Derby had a vision in June 2017.
"It was very scary," she said, choking up with tears. "I was hurt and depressed while I was out. I saw my grandbaby standing over my casket. I said, 'God, if you let me survive this, I'll never touch drugs again.'"
Derby reached out to the Brattleboro Retreat, entered a program to receive medical-assisted treatment and attended meetings. She now serves on the board governing the Windham & Windsor Housing Trust and volunteers at the Turning Point recovery center. And she sees her children and grandchildren all of the time.
"It feels good to be loved again," she said. "I finally feel like I'm home again."
Derby wanted attendees of the event to know help is available.

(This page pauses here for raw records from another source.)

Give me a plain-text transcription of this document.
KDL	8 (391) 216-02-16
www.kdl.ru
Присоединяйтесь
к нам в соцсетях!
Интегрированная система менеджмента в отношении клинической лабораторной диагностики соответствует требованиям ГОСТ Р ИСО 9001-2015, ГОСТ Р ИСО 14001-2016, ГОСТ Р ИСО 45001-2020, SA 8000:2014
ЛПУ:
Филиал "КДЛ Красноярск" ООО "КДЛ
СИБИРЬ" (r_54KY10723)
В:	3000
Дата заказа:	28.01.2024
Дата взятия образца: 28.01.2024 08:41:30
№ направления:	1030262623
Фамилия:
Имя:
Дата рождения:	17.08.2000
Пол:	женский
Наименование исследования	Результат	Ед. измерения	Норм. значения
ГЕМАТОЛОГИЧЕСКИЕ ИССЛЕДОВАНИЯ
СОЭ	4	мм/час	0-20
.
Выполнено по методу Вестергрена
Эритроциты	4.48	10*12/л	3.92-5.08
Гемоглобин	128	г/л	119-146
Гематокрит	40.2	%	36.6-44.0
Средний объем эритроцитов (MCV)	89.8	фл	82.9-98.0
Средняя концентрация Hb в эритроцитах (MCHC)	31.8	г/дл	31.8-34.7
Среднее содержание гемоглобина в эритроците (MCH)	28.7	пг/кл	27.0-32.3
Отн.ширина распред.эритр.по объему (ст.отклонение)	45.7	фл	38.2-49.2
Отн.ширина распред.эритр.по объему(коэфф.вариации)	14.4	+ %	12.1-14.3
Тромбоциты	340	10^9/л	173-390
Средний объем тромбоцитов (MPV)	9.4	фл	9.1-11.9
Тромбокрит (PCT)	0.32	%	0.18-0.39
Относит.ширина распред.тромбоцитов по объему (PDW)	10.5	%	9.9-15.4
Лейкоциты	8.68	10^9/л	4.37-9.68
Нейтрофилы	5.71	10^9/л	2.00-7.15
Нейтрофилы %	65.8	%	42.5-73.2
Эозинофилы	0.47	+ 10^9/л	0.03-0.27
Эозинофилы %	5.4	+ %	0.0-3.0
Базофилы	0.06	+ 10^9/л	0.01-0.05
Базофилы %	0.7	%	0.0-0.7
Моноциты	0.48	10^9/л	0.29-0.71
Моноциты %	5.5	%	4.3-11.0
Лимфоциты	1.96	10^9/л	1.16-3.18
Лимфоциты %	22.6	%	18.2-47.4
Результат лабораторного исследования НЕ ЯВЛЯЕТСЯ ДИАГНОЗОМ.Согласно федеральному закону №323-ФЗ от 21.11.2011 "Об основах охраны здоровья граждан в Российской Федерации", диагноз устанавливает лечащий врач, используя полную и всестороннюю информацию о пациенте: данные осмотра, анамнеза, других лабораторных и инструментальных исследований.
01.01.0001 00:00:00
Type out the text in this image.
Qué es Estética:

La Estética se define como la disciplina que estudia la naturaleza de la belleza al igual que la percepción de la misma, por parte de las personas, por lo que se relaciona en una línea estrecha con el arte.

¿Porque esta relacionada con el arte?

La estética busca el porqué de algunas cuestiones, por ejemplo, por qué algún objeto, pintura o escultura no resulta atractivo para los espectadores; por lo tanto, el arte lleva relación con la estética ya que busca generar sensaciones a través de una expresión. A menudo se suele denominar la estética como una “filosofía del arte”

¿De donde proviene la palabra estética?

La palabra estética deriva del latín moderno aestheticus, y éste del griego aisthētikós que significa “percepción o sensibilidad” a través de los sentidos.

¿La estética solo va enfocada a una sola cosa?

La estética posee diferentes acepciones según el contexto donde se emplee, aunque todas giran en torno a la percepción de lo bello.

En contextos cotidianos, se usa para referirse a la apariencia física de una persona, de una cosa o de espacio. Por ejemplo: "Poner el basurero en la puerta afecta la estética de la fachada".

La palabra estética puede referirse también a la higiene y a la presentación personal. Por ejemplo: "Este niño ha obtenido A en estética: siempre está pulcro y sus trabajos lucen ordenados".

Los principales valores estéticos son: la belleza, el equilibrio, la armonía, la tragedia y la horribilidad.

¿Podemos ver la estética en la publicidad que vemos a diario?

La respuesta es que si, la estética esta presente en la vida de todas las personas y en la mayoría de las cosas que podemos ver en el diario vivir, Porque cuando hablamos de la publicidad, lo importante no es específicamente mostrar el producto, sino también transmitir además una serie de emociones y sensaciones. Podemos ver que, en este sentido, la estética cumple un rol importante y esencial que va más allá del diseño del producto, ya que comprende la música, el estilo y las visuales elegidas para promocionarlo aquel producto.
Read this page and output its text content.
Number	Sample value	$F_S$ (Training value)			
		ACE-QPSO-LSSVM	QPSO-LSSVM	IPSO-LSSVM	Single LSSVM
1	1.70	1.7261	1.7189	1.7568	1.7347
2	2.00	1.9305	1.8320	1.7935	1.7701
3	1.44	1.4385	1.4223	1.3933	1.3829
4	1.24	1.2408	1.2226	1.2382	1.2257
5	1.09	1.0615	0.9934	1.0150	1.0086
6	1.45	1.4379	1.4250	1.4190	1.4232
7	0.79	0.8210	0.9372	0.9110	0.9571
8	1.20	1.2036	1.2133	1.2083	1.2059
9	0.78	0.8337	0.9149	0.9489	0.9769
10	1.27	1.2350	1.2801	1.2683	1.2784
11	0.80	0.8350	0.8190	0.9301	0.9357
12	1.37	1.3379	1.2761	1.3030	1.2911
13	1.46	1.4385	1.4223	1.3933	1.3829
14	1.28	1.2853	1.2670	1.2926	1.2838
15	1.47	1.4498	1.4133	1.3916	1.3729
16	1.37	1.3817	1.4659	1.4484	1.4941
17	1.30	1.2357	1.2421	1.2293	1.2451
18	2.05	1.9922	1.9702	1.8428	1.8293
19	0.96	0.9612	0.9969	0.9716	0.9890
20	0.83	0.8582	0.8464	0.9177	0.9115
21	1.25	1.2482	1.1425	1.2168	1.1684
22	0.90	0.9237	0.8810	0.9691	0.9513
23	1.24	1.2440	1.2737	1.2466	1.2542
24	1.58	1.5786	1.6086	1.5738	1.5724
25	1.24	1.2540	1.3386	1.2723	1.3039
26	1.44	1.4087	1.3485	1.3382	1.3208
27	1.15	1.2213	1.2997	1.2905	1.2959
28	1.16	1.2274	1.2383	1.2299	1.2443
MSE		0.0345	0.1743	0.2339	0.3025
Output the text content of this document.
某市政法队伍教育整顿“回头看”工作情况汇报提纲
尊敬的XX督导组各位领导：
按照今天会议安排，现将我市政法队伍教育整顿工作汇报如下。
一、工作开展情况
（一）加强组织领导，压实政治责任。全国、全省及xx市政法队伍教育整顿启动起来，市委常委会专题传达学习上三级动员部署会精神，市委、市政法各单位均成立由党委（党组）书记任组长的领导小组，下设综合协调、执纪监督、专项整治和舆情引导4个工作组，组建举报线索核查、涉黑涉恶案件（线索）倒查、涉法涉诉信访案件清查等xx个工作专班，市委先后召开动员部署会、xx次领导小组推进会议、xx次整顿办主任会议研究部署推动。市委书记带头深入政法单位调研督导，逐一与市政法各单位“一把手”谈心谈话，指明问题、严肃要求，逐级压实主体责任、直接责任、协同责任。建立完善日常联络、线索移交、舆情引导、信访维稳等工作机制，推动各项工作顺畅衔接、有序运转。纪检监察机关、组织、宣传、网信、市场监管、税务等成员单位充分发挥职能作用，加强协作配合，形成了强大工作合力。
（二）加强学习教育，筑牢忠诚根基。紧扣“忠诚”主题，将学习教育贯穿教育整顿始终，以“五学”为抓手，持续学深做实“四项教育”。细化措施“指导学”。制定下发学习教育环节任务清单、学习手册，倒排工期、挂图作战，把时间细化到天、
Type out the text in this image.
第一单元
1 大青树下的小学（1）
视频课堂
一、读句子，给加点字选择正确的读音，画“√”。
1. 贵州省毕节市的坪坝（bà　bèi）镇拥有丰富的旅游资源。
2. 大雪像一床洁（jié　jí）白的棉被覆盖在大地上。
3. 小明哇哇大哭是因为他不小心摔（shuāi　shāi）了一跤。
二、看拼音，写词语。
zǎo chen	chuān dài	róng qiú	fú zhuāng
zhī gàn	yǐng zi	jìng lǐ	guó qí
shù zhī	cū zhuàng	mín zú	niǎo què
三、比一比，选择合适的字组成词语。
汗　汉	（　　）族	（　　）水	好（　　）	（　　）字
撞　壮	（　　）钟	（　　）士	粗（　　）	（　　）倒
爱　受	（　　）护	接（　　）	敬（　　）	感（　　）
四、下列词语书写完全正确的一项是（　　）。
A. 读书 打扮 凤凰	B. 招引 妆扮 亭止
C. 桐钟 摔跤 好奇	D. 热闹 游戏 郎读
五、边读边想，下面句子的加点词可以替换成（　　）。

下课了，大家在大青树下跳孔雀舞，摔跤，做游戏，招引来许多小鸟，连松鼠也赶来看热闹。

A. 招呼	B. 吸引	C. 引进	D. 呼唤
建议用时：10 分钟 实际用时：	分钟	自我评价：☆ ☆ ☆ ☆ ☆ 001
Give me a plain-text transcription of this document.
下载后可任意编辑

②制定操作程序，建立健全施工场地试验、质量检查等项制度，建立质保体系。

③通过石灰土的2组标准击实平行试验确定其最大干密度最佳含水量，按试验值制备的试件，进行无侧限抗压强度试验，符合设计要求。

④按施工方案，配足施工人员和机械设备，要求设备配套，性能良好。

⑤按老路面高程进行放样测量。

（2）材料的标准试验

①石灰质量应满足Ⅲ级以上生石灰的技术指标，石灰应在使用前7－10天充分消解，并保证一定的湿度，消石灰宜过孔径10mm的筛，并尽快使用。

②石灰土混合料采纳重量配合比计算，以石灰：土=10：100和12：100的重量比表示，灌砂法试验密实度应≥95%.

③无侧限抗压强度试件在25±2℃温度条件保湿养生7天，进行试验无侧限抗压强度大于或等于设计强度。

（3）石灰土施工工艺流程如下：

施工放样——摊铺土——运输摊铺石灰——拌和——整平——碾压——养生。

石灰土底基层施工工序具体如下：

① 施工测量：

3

"You just have to accept it," she said.
ESCAPING FROM REALITY
Vanessa Santana, a recovery coach who also works at the hospital, described an upbringing in which she did not know her father, and her mother did not love her, and experimenting with alcohol and marijuana helped her escape from reality. She found herself in places she never thought she would end up and she slept on park benches.
"I didn't seem to care," she said.
Santana said when she was prescribed opioids, she felt a sense of peace she could not find elsewhere. When she ran out, she experienced withdrawals so she began "doctor shopping" and looking for them on the street. She said the drugs were so expensive, she pawned belongings to avoid feeling sick.
Facing the threat of being forced to put her children up for adoption, Santana decided to go to a treatment center. She said she could not understand how a group of people at a 12-step meeting were "so happy and grateful" when she hated herself and wanted to die. But she kept going to meetings and described getting her daughters back as "the most serene moment" in her recovery.
"They come everywhere with me," she said. "They're a huge part of my recovery."
Santana said her history and obsession with drugs proves addiction is not a choice but a disease.
"This disease robbed me of so much but mainly it robbed me of the person I was always supposed to be," she said, calling recovery "never-ending work" that requires changing behaviors and connecting with the community.
A SILVER LINING
JR Layne, a recovery coach, said he drank alcohol for the first time at the age of 13. His friend's parents had gone away so they took a bottle from their liquor cabinet.
"I got horribly sick and it was a debacle and I loved it," said Layne, who described feeling empowered for the first time.
He said the voice telling him he was ugly and not worthy went away. He continued drinking and drugging for about 35 years.
Layne said he "left a trail of carnage and destruction" wherever he went, getting arrested in every community he lived.
"There's a silver lining," he said. "All the trauma and all the emotional pain that I've endured ... all the years of hating myself and being lost ... and not being accepted anywhere has led to this time, where I can help you understand and have empathy for this disease. And it is a disease, right? So that as a community of non-addicted people, you have more understanding of what we're going through so you can do your part in helping us heal. Because this is a community disease. now. It's not just my problem."
He encouraged community members to fight stigma against substance use disorder.
Layne has found "a family" or strong support network in Bellows Falls. He said his children will now be able to see him as a role model.
Sara Chard, a recovery coach, said her three children started using drugs in "very different ways."
"I'll probably never fully know why," she said, later noting that they are all in recovery now. "There's absolutely no way to explain the absolute panic you're in when you know undoubtedly your child is in harm's way and can die at any time. The stress is off the charts. My personality changed. My emotions were all over the place."
Her way of coping was to conduct "extensive research" and share her story. She reported finding people and organizations more responsive than in years past.
Chard learned how to use Narcan, which reverses opioid overdoses. She now trains others on how to administer the medication. She said it "gives people a chance to get into recovery."